We have so much to process that we have not even begun to as a species, and yet we run full steam ahead as if our increased pace will somehow prevent us from a collective meltdown. Unfortunately, as a result this collective meltdown is nearly guaranteed, and there is almost no use in pointing it out when such an observation is almost always met with only disdain. Yet who can be blamed? Such disdain has its roots in what we all feel deeply cut off from, what we deeply believe we should and can not concern ourselves with lest we be considered villains of the “potential for good and of life itself”. To this day forming authentically intimate, personal, emotionally vulnerable relationships where we are safe and free to share our emotions, our past experiences, and our personal relationships to one another and families in a safe, unbiased environments remains to be one of the most missing components in our species’ standards for healthy living. Despite their invisibility, the battle scars in myself and others that prevents this healthier standard from coming into existence remains to be one of the biggest problem areas on our planet at this time. Our species’ incapability to recognize eachother as a family and as brothers and sisters remains to be one of the greatest testaments of our traumatic separation from the authentic nature of who we truly are.
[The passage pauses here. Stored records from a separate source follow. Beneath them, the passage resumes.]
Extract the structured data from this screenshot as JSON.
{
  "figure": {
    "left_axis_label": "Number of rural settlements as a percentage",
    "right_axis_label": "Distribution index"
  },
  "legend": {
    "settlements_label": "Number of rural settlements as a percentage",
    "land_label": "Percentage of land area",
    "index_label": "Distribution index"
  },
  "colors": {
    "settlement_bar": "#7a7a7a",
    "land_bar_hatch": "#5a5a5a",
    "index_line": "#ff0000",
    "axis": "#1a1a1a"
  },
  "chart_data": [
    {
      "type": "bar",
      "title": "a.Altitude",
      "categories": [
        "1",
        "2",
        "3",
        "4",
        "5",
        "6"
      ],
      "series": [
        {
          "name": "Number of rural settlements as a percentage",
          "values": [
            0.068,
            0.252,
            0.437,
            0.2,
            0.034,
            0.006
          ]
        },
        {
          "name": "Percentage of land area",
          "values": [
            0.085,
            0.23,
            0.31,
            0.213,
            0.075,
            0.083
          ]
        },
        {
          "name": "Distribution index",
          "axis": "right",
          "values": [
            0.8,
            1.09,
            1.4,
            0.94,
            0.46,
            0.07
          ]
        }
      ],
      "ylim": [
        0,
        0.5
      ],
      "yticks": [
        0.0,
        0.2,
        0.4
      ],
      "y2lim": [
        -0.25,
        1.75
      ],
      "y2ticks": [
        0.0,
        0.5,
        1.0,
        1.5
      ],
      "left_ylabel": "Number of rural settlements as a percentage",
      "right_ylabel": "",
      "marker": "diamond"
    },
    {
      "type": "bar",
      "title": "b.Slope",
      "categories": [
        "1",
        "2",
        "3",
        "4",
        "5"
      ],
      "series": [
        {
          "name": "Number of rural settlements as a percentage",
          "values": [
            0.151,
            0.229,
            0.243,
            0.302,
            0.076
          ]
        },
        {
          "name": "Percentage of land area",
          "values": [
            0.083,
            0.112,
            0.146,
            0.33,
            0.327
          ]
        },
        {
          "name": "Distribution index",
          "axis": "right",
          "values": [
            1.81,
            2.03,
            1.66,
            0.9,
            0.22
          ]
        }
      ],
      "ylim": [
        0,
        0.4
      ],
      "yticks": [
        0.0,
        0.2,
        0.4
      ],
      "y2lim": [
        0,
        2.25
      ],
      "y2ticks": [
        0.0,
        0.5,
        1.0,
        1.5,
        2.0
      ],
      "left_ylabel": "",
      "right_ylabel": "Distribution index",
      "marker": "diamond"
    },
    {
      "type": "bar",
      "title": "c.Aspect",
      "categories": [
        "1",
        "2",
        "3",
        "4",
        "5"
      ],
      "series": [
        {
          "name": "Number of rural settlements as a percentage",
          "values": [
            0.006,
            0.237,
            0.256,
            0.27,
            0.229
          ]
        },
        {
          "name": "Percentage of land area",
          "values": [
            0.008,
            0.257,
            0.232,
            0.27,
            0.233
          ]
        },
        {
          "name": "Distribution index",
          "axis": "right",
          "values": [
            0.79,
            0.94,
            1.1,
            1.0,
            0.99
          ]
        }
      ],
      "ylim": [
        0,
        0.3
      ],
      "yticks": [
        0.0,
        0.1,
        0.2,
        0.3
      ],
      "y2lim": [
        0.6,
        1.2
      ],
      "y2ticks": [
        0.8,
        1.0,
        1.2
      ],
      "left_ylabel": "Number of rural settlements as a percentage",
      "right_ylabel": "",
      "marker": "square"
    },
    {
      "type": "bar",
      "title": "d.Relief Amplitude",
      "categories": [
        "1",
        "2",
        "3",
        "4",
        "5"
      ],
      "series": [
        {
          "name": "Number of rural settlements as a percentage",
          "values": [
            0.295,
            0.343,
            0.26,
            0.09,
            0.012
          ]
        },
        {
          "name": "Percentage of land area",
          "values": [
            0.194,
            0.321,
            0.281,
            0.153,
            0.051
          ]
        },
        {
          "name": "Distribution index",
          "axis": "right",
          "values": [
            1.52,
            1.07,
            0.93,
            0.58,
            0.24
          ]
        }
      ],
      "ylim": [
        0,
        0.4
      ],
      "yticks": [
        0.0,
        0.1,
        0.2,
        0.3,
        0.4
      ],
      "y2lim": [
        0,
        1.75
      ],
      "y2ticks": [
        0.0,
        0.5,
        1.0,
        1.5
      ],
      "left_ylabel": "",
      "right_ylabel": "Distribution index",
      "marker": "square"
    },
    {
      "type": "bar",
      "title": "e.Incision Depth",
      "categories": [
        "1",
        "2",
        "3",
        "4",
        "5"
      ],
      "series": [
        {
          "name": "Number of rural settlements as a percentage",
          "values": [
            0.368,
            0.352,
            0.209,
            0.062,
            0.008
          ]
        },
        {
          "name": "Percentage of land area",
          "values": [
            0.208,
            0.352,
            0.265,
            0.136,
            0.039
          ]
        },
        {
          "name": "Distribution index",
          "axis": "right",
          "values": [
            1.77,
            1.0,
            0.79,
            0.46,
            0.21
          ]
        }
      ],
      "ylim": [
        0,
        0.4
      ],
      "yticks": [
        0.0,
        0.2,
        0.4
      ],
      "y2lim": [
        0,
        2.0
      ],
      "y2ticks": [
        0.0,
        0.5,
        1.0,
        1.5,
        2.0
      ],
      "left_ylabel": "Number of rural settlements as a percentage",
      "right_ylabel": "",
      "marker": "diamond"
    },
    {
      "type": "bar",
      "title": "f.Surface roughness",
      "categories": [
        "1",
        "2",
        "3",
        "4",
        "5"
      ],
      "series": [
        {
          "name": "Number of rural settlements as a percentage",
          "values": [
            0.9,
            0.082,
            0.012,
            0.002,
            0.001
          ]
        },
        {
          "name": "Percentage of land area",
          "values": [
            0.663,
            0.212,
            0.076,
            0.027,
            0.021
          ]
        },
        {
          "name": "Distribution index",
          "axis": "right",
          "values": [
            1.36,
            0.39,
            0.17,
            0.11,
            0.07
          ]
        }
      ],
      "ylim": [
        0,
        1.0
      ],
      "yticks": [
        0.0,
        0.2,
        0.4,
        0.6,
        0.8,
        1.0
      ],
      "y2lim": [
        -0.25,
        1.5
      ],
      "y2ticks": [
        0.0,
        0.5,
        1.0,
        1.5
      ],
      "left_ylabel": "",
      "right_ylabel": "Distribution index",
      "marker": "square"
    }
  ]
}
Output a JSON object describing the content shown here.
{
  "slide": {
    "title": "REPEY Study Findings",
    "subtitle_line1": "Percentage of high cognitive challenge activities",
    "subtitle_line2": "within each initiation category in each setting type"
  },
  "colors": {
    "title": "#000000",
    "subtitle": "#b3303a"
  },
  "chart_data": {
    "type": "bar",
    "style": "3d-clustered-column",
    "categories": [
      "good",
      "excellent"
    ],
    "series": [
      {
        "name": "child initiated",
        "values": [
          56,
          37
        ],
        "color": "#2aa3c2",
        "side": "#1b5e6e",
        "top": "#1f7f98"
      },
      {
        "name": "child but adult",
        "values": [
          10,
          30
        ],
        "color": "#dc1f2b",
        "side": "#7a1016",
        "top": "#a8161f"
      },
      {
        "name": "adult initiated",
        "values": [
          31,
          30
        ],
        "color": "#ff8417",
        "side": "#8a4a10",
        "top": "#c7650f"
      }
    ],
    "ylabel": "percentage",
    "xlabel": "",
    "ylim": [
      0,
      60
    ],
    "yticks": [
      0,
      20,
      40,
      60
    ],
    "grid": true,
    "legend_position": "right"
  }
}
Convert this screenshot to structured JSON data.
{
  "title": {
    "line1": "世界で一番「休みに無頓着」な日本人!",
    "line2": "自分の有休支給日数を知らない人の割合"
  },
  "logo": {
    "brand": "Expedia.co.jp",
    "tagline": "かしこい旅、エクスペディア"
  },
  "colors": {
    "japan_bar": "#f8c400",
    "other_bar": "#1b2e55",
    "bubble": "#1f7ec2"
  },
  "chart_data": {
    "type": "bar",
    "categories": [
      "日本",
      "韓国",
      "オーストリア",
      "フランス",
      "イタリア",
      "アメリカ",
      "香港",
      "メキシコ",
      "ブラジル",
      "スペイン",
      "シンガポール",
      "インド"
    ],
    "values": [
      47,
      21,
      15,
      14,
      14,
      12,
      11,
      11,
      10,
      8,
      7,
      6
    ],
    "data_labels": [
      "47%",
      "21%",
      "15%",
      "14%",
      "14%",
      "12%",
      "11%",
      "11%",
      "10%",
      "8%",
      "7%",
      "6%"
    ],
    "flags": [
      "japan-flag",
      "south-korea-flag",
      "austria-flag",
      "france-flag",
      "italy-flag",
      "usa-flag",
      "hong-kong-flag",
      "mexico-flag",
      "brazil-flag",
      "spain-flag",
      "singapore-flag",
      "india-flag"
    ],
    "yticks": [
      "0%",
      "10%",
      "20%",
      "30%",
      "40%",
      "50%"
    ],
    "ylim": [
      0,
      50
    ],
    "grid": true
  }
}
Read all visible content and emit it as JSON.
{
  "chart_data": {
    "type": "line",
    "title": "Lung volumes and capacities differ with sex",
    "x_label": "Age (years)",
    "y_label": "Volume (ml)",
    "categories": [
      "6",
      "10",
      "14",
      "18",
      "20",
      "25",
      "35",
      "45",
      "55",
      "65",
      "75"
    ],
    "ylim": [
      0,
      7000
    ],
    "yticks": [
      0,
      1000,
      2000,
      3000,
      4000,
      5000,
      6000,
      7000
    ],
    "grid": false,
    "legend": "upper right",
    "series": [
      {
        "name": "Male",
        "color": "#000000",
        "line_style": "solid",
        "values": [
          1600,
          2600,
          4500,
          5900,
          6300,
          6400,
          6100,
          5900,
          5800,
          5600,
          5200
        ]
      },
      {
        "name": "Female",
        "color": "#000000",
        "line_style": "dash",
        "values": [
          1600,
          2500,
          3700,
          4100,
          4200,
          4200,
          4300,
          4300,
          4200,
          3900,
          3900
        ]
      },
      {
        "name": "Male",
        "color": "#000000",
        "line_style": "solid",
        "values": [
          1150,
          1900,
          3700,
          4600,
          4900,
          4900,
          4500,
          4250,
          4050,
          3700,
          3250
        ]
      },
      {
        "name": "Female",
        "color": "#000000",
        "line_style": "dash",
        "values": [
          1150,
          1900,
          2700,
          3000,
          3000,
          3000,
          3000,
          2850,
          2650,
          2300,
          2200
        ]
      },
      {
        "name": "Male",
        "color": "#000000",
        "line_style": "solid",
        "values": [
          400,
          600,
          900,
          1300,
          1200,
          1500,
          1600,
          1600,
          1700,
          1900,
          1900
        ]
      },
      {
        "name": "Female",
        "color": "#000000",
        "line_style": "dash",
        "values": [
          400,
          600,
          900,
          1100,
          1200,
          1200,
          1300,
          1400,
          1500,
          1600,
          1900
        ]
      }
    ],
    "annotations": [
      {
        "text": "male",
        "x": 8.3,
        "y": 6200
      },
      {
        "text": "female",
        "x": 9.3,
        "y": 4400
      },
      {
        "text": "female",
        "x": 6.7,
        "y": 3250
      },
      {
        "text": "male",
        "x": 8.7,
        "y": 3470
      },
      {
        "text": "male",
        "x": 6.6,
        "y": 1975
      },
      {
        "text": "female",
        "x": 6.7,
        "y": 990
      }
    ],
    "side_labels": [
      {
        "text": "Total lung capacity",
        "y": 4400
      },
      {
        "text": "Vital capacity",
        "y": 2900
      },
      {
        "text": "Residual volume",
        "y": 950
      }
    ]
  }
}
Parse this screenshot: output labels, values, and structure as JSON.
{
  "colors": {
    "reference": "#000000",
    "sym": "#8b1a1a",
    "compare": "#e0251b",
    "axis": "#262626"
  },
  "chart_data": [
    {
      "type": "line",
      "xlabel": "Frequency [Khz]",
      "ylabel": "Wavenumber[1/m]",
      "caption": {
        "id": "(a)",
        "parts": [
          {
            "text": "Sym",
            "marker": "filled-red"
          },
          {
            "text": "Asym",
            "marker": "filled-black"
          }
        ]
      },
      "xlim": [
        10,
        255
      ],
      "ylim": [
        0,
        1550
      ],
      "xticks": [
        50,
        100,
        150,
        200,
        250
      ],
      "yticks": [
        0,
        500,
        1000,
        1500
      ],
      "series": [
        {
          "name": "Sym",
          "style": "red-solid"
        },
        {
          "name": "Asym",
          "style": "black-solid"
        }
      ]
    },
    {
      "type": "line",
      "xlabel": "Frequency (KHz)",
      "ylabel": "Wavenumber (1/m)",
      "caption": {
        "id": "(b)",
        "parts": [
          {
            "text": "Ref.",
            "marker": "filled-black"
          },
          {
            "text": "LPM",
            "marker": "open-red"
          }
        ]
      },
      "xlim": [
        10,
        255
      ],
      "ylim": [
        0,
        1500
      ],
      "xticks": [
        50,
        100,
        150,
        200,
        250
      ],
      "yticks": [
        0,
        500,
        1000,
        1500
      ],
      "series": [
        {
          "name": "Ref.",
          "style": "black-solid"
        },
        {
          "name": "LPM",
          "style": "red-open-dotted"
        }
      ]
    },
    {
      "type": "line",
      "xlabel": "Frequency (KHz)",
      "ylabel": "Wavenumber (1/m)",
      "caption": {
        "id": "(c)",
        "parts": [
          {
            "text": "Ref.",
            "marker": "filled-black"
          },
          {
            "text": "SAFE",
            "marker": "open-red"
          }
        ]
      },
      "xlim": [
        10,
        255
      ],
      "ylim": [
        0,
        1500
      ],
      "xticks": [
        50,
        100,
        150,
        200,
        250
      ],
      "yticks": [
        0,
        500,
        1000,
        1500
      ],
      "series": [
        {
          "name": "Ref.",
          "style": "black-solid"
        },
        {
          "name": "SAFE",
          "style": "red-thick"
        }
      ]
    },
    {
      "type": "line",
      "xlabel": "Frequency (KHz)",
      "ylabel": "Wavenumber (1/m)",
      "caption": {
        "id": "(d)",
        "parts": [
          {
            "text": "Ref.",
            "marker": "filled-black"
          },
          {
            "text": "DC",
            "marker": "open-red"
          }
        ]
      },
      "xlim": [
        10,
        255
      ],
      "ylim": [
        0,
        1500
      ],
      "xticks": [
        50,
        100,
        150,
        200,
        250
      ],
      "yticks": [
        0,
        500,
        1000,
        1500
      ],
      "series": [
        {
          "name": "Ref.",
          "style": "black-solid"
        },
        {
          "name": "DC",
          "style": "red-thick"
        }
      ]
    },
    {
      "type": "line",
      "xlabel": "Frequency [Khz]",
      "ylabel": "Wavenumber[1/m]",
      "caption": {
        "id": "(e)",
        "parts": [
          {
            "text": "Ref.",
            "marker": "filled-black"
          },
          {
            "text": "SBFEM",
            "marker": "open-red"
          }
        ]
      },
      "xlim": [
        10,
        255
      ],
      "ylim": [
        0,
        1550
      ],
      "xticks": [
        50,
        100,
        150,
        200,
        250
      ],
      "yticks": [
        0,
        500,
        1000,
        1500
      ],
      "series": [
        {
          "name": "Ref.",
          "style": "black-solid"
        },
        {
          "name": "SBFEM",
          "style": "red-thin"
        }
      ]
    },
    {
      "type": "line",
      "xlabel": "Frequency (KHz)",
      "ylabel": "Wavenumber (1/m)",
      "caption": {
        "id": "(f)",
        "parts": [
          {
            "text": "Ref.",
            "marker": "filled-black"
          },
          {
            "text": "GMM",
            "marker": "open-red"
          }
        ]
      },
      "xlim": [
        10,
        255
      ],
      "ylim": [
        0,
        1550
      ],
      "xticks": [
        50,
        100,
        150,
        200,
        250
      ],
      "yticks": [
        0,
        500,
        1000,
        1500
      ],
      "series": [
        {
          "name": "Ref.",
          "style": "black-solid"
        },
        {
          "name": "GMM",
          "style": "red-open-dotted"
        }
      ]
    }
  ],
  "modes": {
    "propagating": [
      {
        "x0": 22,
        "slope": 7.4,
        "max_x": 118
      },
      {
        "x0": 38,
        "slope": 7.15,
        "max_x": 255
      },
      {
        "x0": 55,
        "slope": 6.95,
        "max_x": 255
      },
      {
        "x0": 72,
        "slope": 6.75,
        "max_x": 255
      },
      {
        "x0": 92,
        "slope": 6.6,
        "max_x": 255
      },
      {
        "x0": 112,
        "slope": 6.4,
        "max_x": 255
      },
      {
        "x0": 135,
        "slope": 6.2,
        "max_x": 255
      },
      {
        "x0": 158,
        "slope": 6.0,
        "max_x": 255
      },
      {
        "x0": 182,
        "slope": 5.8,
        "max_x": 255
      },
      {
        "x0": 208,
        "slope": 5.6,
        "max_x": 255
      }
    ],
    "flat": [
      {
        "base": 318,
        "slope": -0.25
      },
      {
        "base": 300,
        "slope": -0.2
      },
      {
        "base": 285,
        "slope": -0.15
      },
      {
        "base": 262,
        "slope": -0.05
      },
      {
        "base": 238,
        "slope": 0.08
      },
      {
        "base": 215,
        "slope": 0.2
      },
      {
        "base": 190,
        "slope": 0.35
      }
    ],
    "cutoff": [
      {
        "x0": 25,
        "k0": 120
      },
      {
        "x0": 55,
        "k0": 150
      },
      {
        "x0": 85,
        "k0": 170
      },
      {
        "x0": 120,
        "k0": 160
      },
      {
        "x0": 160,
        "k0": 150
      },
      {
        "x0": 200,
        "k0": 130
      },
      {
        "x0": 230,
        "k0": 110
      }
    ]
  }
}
What used to seem like a curse to me because it prevented me from keeping up with the pace of “life’s standards” and the “world’s demands” I now recognize as a blessing in disguise for preventing me even still from all of the same things. Giving myself permission to live and relate in a different way enables me to grant the same to others. When I look into the eyes of someone who is overworked, undernourished, taken for granted and blaming themselves for not feeling better or producing more I recognize the reflection and have the opportunity to share with them what I am still learning to share with myself; “It’s OK to be as you are. It’s OK to feel as you feel. It’s OK to respect and honor your internal world. It’s OK to make that world a priority.” Until this becomes integrated into our conscious makeup as human beings, and until we we orient our passion and drive to accomplish such feats in addition to our other motives we cannot expect to accomplish anything with much ultimate meaning; As a lavishly decorated yet empty castle may appear differently but in essence is the same as any other abandoned building, until we come home to one another as people, we are all strangers, and our gatherings will be competitions for false pretense instead of circles for nourishment and emotional support.